The book was extremely difficult for me to read—because I didn’t actually like any of the characters. Jennifer Glenn is stuck-up and prudish—yet she still manages to fall madly in love with a man who treats her like a child (but he’s really cute…). And Logan Taylor, while he’s supposed to be a tough guy with a heart of gold, seems to fluctuate from the extremes—from sometimes nice and gentle to (most of the time) shifty and violently angry. Call me crazy, but he just didn’t seem like the ideal man. Their story really doesn’t have any flow—Logan’s arrogant and rude, and Jennifer hates him…but then she decides that she actually loves him, even though there’s no real reason for her to change her opinion.

In “Strange Bedfellow,” Blake is a domineering brute. He walks back into his wife’s life, making demands and tossing her out of her job of running the family business. And Dina, though frustrated, repeatedly gives in to Blake just because he’s now rugged and manly and caveman-like. To be honest, I kept hoping that she’d tell him off and leave him and continue with her own life. But of course, that’s not what she does. The whole story, once again, just doesn’t flow. When Blake returns, they immediately act like they hate each other.
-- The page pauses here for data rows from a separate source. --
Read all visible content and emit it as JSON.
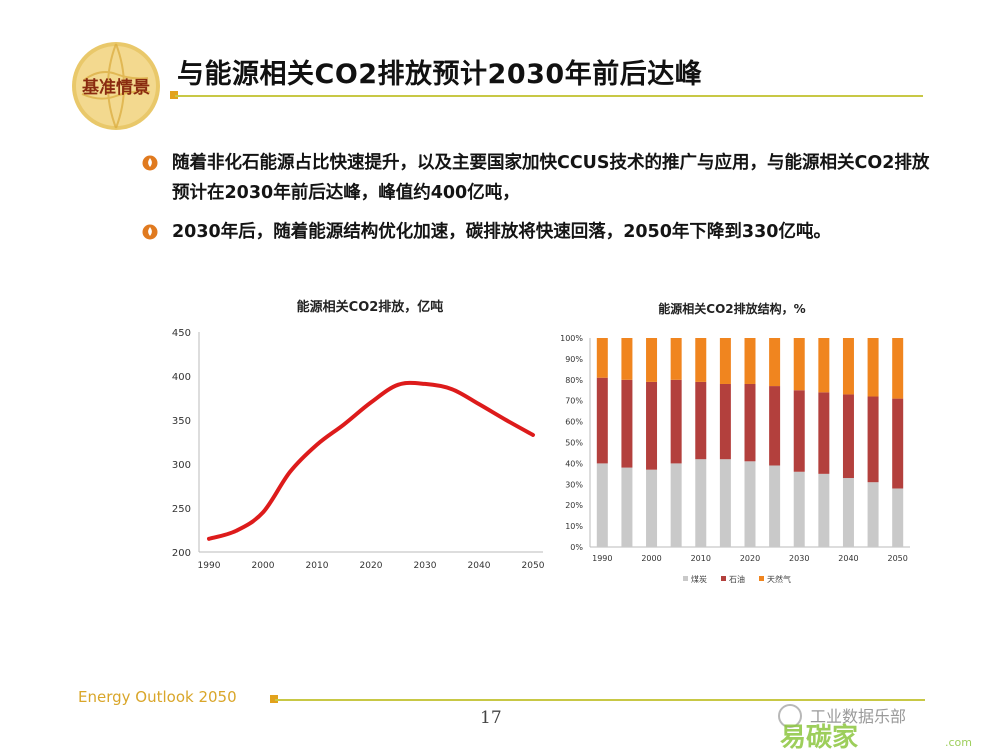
{
  "slide": {
    "section_badge": "基准情景",
    "title": "与能源相关CO2排放预计2030年前后达峰",
    "page_number": "17",
    "footer_label": "Energy Outlook 2050",
    "watermark_text": "工业数据乐部",
    "watermark_brand": "易碳家",
    "watermark_domain": ".com"
  },
  "bullets": [
    {
      "text": "随着非化石能源占比快速提升，以及主要国家加快CCUS技术的推广与应用，与能源相关CO2排放预计在2030年前后达峰，峰值约400亿吨，",
      "icon": "flame-bullet-icon"
    },
    {
      "text": "2030年后，随着能源结构优化加速，碳排放将快速回落，2050年下降到330亿吨。",
      "icon": "flame-bullet-icon"
    }
  ],
  "colors": {
    "accent_orange": "#e2a21c",
    "rule_olive": "#c8c845",
    "line_red": "#dd1b1b",
    "coal": "#c9c9c9",
    "oil": "#b3403d",
    "gas": "#f0851f"
  },
  "chart_data": [
    {
      "type": "line",
      "title": "能源相关CO2排放，亿吨",
      "x": [
        1990,
        1995,
        2000,
        2005,
        2010,
        2015,
        2020,
        2025,
        2030,
        2035,
        2040,
        2045,
        2050
      ],
      "series": [
        {
          "values": [
            215,
            224,
            245,
            291,
            322,
            345,
            370,
            390,
            391,
            385,
            368,
            350,
            333
          ]
        }
      ],
      "x_ticks": [
        "1990",
        "2000",
        "2010",
        "2020",
        "2030",
        "2040",
        "2050"
      ],
      "y_ticks": [
        "200",
        "250",
        "300",
        "350",
        "400",
        "450"
      ],
      "ylim": [
        200,
        450
      ],
      "grid": false
    },
    {
      "type": "bar",
      "stacked": true,
      "title": "能源相关CO2排放结构，%",
      "categories": [
        "1990",
        "1995",
        "2000",
        "2005",
        "2010",
        "2015",
        "2020",
        "2025",
        "2030",
        "2035",
        "2040",
        "2045",
        "2050"
      ],
      "x_ticks": [
        "1990",
        "2000",
        "2010",
        "2020",
        "2030",
        "2040",
        "2050"
      ],
      "y_ticks": [
        "0%",
        "10%",
        "20%",
        "30%",
        "40%",
        "50%",
        "60%",
        "70%",
        "80%",
        "90%",
        "100%"
      ],
      "ylim": [
        0,
        100
      ],
      "series": [
        {
          "name": "煤炭",
          "values": [
            40,
            38,
            37,
            40,
            42,
            42,
            41,
            39,
            36,
            35,
            33,
            31,
            28
          ]
        },
        {
          "name": "石油",
          "values": [
            41,
            42,
            42,
            40,
            37,
            36,
            37,
            38,
            39,
            39,
            40,
            41,
            43
          ]
        },
        {
          "name": "天然气",
          "values": [
            19,
            20,
            21,
            20,
            21,
            22,
            22,
            23,
            25,
            26,
            27,
            28,
            29
          ]
        }
      ],
      "legend": "bottom"
    }
  ]
}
And when their relationship changes, it does so for no reason at all.

I picked up this book, hoping for a quick, easy holiday read—but I was disappointed with what I got. I found the characters annoying and their stories random and unrealistic. And Christmas barely played a part in either story—it felt like it was an aside, just for the sake of making this a Christmas collection. Do yourself a favor and leave this one on the shelf.